- Born: 1967 (age 58–59) Louisville, Kentucky, U.S.
- Genres: Math rock; post-hardcore;
- Occupation: Musician
- Instruments: Guitar; bass; keyboards; vocals;
- Years active: 1986–present
- Label: Drag City
- Member of: King Kong
- Formerly of: Slint

= Ethan Buckler =

American musician/songwriter (born 1967)

Ethan Buckler (1967) is an American musician and songwriter best known as a founding member of the bands King Kong and Slint. He is currently living in Louisville, Kentucky.

==Life and career==
===1986–1987: Slint===
In 1986, Buckler formed Slint with David Pajo and former Squirrel Bait members Brian McMahan and Britt Walford. He performed on Slint's 1987 debut album Tweez, which was produced by Steve Albini.
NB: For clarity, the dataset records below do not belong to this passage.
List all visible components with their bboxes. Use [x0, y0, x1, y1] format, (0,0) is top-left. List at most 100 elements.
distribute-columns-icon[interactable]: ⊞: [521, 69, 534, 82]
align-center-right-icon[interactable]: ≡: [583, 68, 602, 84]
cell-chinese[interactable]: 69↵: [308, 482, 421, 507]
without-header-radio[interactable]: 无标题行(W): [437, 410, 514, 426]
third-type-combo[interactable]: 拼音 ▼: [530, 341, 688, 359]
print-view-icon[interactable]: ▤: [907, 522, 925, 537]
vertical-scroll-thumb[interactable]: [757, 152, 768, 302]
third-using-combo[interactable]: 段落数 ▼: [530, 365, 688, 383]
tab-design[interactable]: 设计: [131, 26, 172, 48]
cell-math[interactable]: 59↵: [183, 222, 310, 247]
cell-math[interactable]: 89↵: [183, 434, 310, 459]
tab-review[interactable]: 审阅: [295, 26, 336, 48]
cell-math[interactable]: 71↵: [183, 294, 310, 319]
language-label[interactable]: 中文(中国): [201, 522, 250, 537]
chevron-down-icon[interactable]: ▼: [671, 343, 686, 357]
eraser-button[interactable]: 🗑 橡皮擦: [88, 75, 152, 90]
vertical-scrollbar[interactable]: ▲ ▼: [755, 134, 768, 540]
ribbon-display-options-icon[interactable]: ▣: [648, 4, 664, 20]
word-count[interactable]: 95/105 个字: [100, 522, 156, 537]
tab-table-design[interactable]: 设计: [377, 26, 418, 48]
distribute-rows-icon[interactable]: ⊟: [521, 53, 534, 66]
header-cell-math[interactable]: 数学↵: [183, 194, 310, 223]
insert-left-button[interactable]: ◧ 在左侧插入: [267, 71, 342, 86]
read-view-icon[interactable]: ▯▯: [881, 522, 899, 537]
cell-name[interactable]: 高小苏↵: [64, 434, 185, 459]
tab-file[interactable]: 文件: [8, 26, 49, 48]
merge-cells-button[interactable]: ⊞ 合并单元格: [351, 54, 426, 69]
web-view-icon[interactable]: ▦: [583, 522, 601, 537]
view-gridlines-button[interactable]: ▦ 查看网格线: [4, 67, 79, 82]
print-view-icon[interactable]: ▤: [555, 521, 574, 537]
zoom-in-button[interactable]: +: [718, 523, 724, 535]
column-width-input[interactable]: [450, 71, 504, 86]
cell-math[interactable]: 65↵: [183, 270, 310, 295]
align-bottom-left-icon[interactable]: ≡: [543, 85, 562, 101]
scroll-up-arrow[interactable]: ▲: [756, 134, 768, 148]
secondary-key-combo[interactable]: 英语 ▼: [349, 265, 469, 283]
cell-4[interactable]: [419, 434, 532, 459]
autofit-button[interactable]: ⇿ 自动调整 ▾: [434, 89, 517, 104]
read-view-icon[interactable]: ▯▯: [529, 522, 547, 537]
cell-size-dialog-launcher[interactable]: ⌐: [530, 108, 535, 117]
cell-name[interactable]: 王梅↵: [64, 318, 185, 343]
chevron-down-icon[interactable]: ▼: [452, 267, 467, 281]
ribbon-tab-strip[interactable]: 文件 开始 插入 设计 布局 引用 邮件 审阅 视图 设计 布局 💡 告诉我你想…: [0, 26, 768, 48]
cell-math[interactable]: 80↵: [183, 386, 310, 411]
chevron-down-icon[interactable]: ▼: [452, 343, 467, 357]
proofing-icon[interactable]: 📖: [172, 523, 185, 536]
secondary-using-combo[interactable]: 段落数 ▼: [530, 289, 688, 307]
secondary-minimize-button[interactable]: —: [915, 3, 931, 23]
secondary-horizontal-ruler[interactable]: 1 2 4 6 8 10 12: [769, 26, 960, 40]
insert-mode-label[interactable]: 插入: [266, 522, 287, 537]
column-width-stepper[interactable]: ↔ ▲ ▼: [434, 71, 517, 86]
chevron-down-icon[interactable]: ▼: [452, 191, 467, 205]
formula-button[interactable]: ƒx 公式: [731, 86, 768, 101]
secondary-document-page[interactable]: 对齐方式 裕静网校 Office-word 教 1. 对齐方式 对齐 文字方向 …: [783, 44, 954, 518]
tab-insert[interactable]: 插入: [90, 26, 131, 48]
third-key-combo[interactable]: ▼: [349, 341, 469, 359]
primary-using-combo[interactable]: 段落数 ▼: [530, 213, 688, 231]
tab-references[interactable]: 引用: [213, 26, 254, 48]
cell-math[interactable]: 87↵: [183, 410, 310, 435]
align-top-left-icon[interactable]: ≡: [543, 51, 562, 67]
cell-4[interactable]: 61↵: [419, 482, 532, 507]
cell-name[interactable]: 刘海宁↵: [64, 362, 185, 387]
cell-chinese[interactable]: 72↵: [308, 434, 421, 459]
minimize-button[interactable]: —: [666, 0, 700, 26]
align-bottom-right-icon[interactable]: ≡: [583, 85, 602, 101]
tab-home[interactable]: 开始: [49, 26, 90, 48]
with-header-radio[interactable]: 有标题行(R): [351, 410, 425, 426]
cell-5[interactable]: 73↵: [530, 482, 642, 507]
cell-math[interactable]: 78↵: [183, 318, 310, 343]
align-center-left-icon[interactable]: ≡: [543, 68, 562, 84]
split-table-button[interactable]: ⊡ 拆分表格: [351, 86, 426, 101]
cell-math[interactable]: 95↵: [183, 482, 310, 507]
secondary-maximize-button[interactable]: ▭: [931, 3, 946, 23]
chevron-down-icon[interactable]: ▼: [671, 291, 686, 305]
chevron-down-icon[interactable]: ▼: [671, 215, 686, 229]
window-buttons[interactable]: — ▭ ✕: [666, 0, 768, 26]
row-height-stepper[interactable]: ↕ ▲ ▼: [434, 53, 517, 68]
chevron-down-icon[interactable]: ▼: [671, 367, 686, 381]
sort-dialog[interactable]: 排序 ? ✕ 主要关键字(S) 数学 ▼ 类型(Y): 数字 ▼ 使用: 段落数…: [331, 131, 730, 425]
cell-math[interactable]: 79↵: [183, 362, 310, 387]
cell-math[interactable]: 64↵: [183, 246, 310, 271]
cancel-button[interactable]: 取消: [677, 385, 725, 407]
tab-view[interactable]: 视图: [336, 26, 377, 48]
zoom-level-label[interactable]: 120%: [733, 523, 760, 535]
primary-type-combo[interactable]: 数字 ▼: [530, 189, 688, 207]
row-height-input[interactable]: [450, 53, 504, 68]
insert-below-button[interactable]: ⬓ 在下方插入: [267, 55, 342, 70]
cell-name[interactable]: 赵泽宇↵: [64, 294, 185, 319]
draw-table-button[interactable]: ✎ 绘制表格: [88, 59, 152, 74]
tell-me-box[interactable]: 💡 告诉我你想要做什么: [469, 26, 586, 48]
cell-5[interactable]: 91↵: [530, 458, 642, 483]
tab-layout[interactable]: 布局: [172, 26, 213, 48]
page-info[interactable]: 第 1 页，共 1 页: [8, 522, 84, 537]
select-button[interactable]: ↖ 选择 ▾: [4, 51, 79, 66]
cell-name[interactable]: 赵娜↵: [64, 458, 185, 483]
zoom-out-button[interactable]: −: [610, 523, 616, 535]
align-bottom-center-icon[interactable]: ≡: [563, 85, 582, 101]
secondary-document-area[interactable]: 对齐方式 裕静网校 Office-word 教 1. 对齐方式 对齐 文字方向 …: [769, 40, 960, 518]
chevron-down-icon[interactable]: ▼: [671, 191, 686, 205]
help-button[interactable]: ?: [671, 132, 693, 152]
Buckler was severely disappointed by Albini's production style, saying "he would produce bands to sound raw and abrasive; I wanted Slint to sound warm and delicate." Frustrated with the end product and at odds with the direction the band was heading, Buckler departed soon after recording had wrapped. Tweez would go unreleased until 1989, by that time Buckler had formed his own musical project called King Kong, which was more influenced by psychedelic rock and blues rock.